Boasberg, the chief judge in the District of Columbia and an appointee of President Barack Obama, sided with the administration against liberal groups who sued to prevent illegal immigrants from El Salvador convicted of crimes in the United States from being deported to prisons back home.
The judge—who previously curbed President Donald Trump’s policies on deporting illegal immigrants and prompted congressional Republicans to call for his impeachment—ruled that the plaintiffs lacked standing to challenge a diplomatic agreement between two countries.
Secretary of State Marco Rubio announced an agreement on the policy with El Salvadoran officials in February 2025.
Under the agreement, El Salvador would detain the convicts with the U.S. covering the cost.
The following June, five liberal nonprofits, led by Robert F. Kennedy Human Rights, sued the State Department to void the policy. The plaintiffs alleged the prisoners were subjected to human rights abuses and couldn’t contact their legal counsel.
The groups claimed standing since they provided legal counsel, saying the policy impeded their ability to communicate with clients.
“This Court is all too familiar with the Government’s hasty deportation of immigrants to El Salvador, though only through the lens of individual removals,” said Boasberg’s opinion issued on Wednesday.
“The present suit arrives from a different vantage point, training its sights not on those removals but on the diplomatic instrument that preceded and allegedly enabled them.”
The government moved to dismiss the case, which he granted.
“Even assuming the Agreement helped set in motion the events Plaintiffs describe, it does not itself carry independent legal force and vacating it would not likely prevent the conduct that produces their injuries,” he wrote.
He went on to write that the State Department and the Department of Homeland Security would likely have the authority to restart a similar agreement if the courts strike down the existing one.
“The two governments have already reached a meeting of the minds to transfer individuals from the United States to Salvadoran prisons in exchange for funds,” he wrote. “That shared understanding does not dissolve were a court to set aside the Agreement.
“And with the understanding in place, the Government need only reach for the tools it already has — DHS’s statutory removal authority and State’s foreign assistance funding — to execute the same transfers again.”

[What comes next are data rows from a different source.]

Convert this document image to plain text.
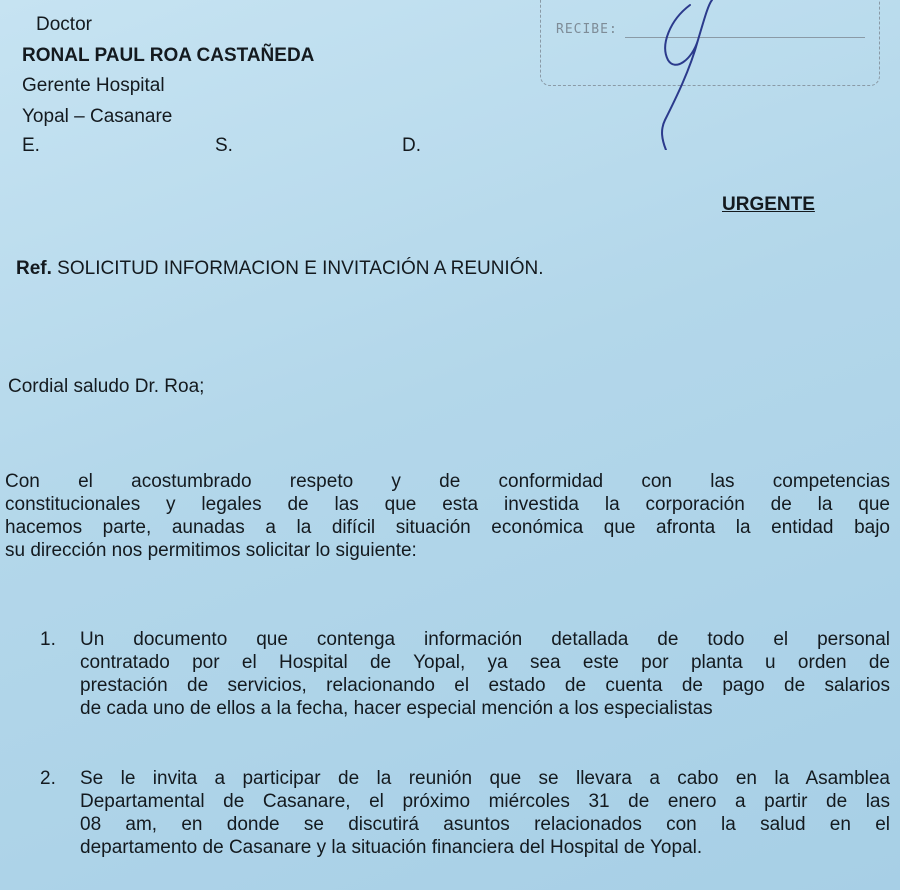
Doctor
RONAL PAUL ROA CASTAÑEDA
Gerente Hospital
Yopal – Casanare
E.	S.	D.
RECIBE:
URGENTE
Ref. SOLICITUD INFORMACION E INVITACIÓN A REUNIÓN.
Cordial saludo Dr. Roa;
Con el acostumbrado respeto y de conformidad con las competencias
constitucionales y legales de las que esta investida la corporación de la que
hacemos parte, aunadas a la difícil situación económica que afronta la entidad bajo
su dirección nos permitimos solicitar lo siguiente:
1. Un documento que contenga información detallada de todo el personal
contratado por el Hospital de Yopal, ya sea este por planta u orden de
prestación de servicios, relacionando el estado de cuenta de pago de salarios
de cada uno de ellos a la fecha, hacer especial mención a los especialistas
2. Se le invita a participar de la reunión que se llevara a cabo en la Asamblea
Departamental de Casanare, el próximo miércoles 31 de enero a partir de las
08 am, en donde se discutirá asuntos relacionados con la salud en el
departamento de Casanare y la situación financiera del Hospital de Yopal.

Early in Trump’s second term, Boasberg ordered a halt to deportation flights of Venezuelan migrants. He later moved toward contempt proceedings when flights continued. A D.C. Circuit Court of Appeals vacated his contempt finding.

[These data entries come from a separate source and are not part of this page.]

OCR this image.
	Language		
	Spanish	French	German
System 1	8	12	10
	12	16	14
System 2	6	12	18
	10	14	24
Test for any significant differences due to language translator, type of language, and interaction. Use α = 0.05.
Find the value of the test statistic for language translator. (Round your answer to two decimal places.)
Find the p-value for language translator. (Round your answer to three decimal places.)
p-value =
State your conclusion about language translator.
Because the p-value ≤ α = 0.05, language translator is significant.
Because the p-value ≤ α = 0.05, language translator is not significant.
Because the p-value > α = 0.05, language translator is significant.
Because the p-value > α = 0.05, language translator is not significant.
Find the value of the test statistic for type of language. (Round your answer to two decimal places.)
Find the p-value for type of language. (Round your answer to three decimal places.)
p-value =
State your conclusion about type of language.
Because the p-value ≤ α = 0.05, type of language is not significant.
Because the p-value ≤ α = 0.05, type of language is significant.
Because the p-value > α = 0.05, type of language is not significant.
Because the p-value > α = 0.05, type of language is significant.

In July 2025, the Justice Department filed a misconduct complaint against Boasberg.
In December, Rep. Brandon Gill, R-Texas, proposed articles of impeachment against Boasberg.
During President Joe Biden’s administration, Boasberg approved subpoenas of the phone records of House and Senate Republicans as part of the Justice Department’s “Arctic Frost” investigation into Trump’s challenge of the 2020 election results.